The reference to Bengali as a “Bangladeshi” language has touched a raw nerve in Bengal, with artists, musicians, and filmmakers terming it a deliberate slight.

Filmmaker Srijit Mukherji posted on X, “That's not Bangladeshi language, morons, that's Bangla or Bengali — the same language in which your national anthem was originally written, and one of the 22 official languages of India.”

Singer-songwriter Rupam Islam wrote, “What is this? Isn’t BANGLA one of the 22 official languages of India? Why must it be mentioned as BANGLADESHI LANGUAGE? Height of ignorance and stupidity.”

Musician Surojit Chatterjee added, “Bangla referred [to] as Bangladeshi language… Exactly the kind of ignorance I expect from the people responsible... Not surprised at all.”

“Stupid Bigots of Delhi Police call Bengali or Bangla as “Bangladeshi Language”. Is Hindi a Nepali language,” quipped former MP Jawhar Sircar.

Filmmaker Abhijit Chowdhury asked: “How much further will the Bengali language be belittled?” while director Samik Roy Choudhury called it “an egregious exhibition of intellectual bankruptcy.”

Even ‘probashi’ Bengalis protested at Delhi Police’s actions. “Sir, that language is Bangla or Bengali, not Bangladeshi. Its the language in which Rabindranath Tagore wrote our National Anthem, Bankim Chandra Chatterjee wrote Vande Mātaram, Satyajit Ray made films & Kishore Kumar often sang. It's the language of Netaji, Khudiram, Mahasweta Devi, Sarat Chandra & approximately 97 million Indians. Please don't call it a foreign language,” quizzer and sports producer Joy Bhattacharya posted.

“Not just laughable, it shows just how much vile "othering" has seeped into officialdom. Systematic hounding & lumping of all working class Bengalis in other states as illegal aliens is yet another attempt to enlarge linguistic apartheid & browbeat a popular state government,” quizzer Siddhartha Basu wrote on X.

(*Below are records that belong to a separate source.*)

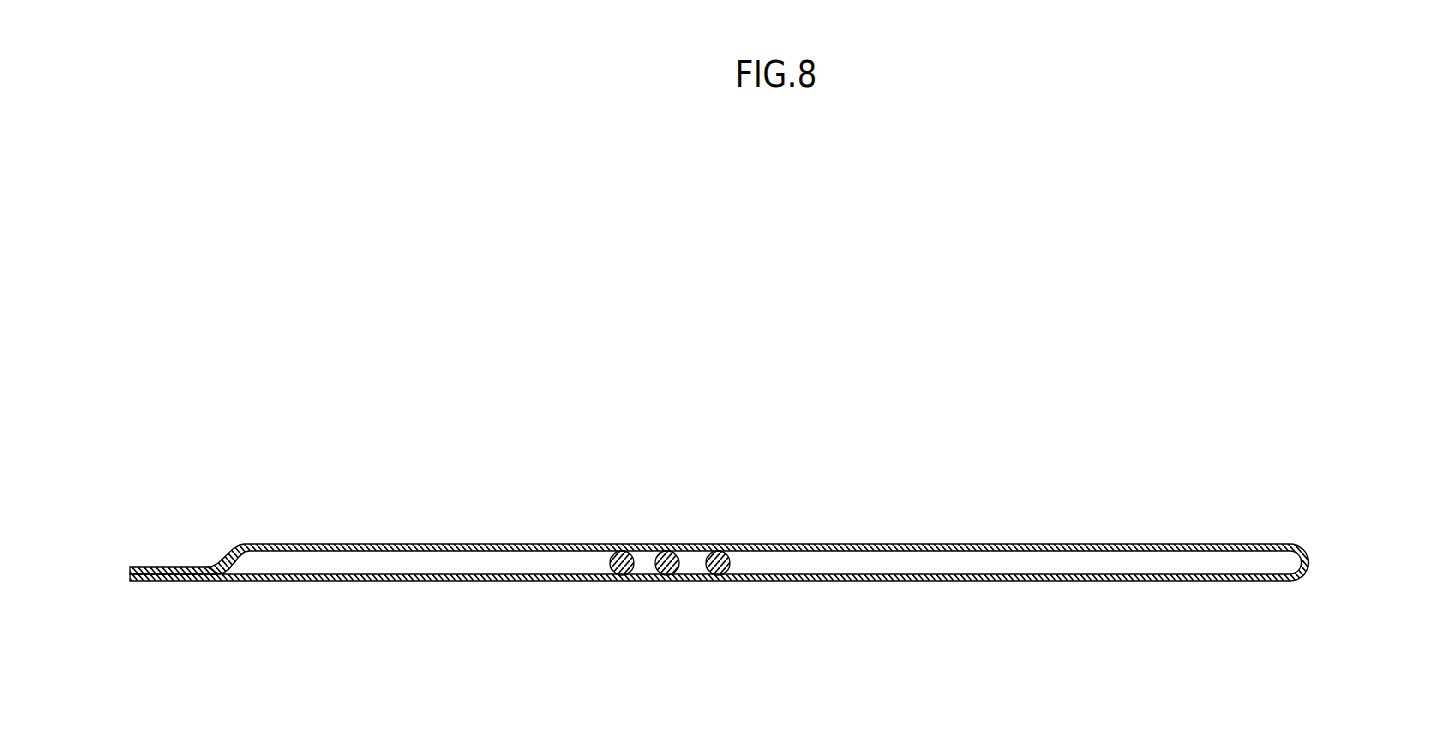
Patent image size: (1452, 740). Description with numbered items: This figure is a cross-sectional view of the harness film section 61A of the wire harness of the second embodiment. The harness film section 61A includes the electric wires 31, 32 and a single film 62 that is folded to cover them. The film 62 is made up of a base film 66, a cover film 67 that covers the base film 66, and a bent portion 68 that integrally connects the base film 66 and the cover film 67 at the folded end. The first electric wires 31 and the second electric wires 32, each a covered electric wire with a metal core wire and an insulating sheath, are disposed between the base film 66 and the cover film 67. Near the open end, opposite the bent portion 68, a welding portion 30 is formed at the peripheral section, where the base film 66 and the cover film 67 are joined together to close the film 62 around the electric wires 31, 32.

The welding portion 30 is at (178, 564).
The first electric wire 31 is at (618, 552).
The second electric wire 32 is at (668, 552).
The harness film section 61A is at (1012, 438).
The film 62 is at (785, 558).
The base film 66 is at (1178, 581).
The cover film 67 is at (1178, 544).
The bent portion 68 is at (1304, 563).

The Trinamool Congress has seized upon the controversy to attack the BJP-led Centre. Chief minister Mamata Banerjee on Sunday called the letter “scandalous, insulting, anti-national and unconstitutional”, and demanded that the Centre apologise for what she described as a “deliberate and dangerous insult to Bengali-speaking Indians”.

“The language in which Rabindranath Tagore, Nazrul Islam and Sarat Chandra wrote cannot be reduced to a nationality. Bengali is Indian, and so are its people,” she wrote on X.

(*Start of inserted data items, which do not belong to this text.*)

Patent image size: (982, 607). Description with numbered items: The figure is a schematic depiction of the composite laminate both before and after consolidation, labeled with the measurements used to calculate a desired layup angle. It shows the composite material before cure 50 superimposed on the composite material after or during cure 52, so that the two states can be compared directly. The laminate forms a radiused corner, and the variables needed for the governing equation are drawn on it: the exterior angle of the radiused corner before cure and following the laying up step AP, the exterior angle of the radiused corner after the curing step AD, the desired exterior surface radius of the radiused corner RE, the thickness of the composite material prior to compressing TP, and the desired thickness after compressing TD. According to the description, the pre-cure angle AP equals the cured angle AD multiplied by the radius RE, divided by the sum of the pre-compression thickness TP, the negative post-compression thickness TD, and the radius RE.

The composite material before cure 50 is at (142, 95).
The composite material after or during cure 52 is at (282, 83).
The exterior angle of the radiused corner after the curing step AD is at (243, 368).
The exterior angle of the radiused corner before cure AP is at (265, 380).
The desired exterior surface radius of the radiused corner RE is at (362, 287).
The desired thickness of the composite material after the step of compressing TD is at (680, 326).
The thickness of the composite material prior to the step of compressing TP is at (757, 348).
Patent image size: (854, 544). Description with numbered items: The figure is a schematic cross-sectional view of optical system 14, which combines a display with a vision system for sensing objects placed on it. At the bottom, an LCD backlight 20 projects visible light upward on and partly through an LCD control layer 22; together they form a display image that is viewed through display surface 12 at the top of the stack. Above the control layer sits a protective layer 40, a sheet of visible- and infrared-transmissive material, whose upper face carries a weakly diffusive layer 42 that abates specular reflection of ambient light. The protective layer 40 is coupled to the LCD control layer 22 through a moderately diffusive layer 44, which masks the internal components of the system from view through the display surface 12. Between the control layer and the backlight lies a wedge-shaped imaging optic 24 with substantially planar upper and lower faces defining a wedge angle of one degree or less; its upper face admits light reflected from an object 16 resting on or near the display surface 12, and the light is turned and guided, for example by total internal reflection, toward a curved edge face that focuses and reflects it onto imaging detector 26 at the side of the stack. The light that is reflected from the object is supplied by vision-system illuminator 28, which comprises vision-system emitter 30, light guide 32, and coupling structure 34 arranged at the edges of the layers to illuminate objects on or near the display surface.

In its defence, West Bengal BJP president Samik Bhattacharya said: “The police have rightly referred to it as Bangladeshi language. It’s about dialect, not disrespect.”

Article 343 of the Indian Constitution recognises Bengali as one of India’s 22 scheduled languages under the Eighth Schedule. It is the official language of West Bengal and Tripura, and widely spoken in parts of Assam, Jharkhand and the Andaman and Nicobar Islands.